As long as two people that resulted in a JN string of codes didn’t marry and have children, then the gene would continue to remain mostly dormant in the population, though it would become harder and harder to avoid as the generations went on.
She also said that a colony was only dissolved when the JN gene popping up could no longer be avoided with any test, but that was still several generations away, since there were plenty of sapiens that lacked the JN gene. She said the rule of thumb was that a colony would be able to have anywhere from fourteen generations to twenty, but they could go as long as thirty or as short as ten.
It entirely depended on how good the matchmakers were at their jobs, and if they made matches that not only secured happy marriages, but ones that were happy AND unlikely to result in any JN codes. She said that people that aren’t married until well into their twenties are usually harder to place because they just have genes that are more likely to produce JN codes, but the matchmakers will eventually find them a match.

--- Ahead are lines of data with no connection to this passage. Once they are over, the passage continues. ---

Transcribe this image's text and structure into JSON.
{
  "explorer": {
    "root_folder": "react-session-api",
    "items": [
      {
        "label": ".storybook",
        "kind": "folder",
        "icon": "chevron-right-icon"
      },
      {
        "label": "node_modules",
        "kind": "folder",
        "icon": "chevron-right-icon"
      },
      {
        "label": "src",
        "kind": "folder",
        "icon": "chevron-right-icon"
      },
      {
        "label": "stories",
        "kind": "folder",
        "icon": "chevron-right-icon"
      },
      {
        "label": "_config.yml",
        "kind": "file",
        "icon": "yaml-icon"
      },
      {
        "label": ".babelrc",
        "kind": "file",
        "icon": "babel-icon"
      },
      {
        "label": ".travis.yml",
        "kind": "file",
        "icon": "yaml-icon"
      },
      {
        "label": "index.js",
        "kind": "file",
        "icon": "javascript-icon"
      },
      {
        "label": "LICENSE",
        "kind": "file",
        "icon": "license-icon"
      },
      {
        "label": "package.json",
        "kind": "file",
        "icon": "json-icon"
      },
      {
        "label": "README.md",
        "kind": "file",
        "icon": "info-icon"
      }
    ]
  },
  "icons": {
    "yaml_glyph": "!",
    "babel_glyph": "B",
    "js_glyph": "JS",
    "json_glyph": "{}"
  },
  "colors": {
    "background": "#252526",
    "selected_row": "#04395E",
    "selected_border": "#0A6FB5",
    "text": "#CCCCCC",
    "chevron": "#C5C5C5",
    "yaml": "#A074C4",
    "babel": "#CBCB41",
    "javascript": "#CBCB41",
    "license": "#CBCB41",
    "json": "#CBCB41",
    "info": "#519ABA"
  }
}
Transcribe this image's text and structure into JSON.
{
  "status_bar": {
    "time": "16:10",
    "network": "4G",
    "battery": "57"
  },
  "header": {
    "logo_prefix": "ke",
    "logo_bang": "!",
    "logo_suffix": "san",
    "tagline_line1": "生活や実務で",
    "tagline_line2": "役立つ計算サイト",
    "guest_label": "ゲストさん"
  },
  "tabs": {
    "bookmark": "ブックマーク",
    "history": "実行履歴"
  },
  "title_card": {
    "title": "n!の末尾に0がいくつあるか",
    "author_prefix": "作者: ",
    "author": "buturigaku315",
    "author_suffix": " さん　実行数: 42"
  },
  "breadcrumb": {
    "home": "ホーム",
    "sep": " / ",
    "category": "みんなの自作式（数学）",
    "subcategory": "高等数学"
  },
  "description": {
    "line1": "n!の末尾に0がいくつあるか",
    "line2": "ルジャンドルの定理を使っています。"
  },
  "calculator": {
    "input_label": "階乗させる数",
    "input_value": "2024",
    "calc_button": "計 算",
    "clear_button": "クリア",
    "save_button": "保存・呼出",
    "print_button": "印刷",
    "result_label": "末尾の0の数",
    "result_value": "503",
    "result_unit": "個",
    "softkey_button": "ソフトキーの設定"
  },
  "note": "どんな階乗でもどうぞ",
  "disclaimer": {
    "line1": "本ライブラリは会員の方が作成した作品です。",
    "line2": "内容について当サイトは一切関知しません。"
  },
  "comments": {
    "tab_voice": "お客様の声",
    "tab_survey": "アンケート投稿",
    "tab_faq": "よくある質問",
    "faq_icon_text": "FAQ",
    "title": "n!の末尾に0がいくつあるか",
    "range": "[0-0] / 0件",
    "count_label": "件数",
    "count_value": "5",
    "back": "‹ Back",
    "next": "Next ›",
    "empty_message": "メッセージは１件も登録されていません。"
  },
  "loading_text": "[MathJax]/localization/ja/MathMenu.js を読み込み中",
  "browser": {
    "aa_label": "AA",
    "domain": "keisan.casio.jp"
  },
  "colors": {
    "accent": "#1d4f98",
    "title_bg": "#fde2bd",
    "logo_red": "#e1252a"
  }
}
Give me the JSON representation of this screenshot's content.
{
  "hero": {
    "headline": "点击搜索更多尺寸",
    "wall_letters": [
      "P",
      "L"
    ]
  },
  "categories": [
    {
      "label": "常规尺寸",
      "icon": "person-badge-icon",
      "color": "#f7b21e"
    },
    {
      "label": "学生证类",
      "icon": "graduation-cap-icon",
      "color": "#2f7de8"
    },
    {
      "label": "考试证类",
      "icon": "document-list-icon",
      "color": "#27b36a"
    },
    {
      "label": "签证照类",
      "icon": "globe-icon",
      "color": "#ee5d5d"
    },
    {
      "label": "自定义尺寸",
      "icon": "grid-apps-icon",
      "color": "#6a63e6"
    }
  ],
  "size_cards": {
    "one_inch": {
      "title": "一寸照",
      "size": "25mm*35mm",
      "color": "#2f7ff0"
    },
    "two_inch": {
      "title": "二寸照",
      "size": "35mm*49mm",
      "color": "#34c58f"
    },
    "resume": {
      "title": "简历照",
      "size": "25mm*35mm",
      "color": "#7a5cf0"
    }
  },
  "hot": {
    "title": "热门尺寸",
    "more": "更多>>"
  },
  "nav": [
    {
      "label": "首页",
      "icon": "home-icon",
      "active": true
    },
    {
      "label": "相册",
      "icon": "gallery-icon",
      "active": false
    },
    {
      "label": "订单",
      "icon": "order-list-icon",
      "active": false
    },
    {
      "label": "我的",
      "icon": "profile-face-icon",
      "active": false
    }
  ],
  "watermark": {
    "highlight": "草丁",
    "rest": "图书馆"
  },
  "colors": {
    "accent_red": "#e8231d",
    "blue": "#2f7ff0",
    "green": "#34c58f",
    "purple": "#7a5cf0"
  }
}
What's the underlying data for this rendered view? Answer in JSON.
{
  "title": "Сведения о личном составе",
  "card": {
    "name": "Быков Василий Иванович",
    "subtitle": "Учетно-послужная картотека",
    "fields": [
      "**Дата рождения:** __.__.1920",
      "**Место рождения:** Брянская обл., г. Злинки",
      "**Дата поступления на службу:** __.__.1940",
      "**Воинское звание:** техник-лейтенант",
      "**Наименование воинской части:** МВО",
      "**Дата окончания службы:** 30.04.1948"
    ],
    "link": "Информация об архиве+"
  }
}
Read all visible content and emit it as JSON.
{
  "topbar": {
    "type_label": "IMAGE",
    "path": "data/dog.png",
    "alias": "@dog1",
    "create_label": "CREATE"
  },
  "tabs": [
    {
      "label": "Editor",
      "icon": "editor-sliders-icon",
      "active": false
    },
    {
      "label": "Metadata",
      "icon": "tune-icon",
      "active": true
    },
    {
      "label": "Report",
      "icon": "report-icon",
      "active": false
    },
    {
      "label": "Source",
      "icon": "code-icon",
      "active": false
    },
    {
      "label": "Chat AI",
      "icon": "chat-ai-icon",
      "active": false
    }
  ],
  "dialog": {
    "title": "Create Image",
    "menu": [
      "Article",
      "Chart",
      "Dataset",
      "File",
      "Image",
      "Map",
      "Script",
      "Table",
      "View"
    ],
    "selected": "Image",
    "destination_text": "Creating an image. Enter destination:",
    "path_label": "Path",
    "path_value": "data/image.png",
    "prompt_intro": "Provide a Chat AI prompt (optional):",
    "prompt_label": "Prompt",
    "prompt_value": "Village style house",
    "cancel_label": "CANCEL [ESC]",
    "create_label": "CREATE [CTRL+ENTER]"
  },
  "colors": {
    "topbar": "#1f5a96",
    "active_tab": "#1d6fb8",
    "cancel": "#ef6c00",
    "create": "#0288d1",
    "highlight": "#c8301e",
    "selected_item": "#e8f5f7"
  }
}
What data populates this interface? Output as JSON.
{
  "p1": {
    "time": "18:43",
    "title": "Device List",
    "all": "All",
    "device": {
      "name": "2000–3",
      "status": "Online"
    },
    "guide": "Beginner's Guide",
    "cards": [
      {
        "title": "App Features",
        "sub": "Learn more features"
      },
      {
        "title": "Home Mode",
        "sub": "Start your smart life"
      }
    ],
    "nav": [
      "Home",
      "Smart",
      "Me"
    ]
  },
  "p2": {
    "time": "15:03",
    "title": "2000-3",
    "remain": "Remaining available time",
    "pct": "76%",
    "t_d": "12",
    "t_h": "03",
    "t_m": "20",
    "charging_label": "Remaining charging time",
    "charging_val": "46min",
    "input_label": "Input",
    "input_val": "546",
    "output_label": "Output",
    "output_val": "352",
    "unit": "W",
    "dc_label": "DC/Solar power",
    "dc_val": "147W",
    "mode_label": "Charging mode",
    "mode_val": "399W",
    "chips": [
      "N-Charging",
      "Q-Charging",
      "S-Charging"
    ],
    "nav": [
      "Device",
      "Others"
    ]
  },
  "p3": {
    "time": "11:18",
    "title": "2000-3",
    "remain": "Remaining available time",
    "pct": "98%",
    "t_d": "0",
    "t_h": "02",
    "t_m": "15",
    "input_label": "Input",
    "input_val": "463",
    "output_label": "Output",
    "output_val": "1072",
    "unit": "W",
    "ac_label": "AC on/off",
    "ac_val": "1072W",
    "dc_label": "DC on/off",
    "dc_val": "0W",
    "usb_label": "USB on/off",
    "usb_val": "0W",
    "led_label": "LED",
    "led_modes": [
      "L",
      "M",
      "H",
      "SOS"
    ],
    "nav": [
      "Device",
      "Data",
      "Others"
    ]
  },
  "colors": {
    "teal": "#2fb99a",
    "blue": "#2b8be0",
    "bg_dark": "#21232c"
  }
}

So far, our colony was on track for thirty generations as they had gotten better with selection when they started up the colonies, with the hope we could be kept in a colony as long as possible.
When I asked what the JN gene mean and if it related to the JN-Positive on the prenatal, she said that it did and had to do with the virus that ended civilization two thousand years ago and nearly wiped out the human species complete.
Which was crazy interesting, because we never talked about history much at all.
If we did, it was just history that related to the start of the colony and afterward.
After I finished all the samples, she let me call my Dad from her office and then gave me some change to get a drink from the bubble machine in the break room while I waited.
Dad showed up about an hour later, and when I jumped into the front bench of the carriage, he gave me a bag of sour cherries in greeting.
“Weird shit is going on at work,” I said as I popped a cherry into my mouth.
“Uh-oh.” Dad said as he gave the reins a jerk, our two horses huffing before they started forward.
“Yeah, machines are all messed up still, they think the blood got corrupted and shit. How’s mom?”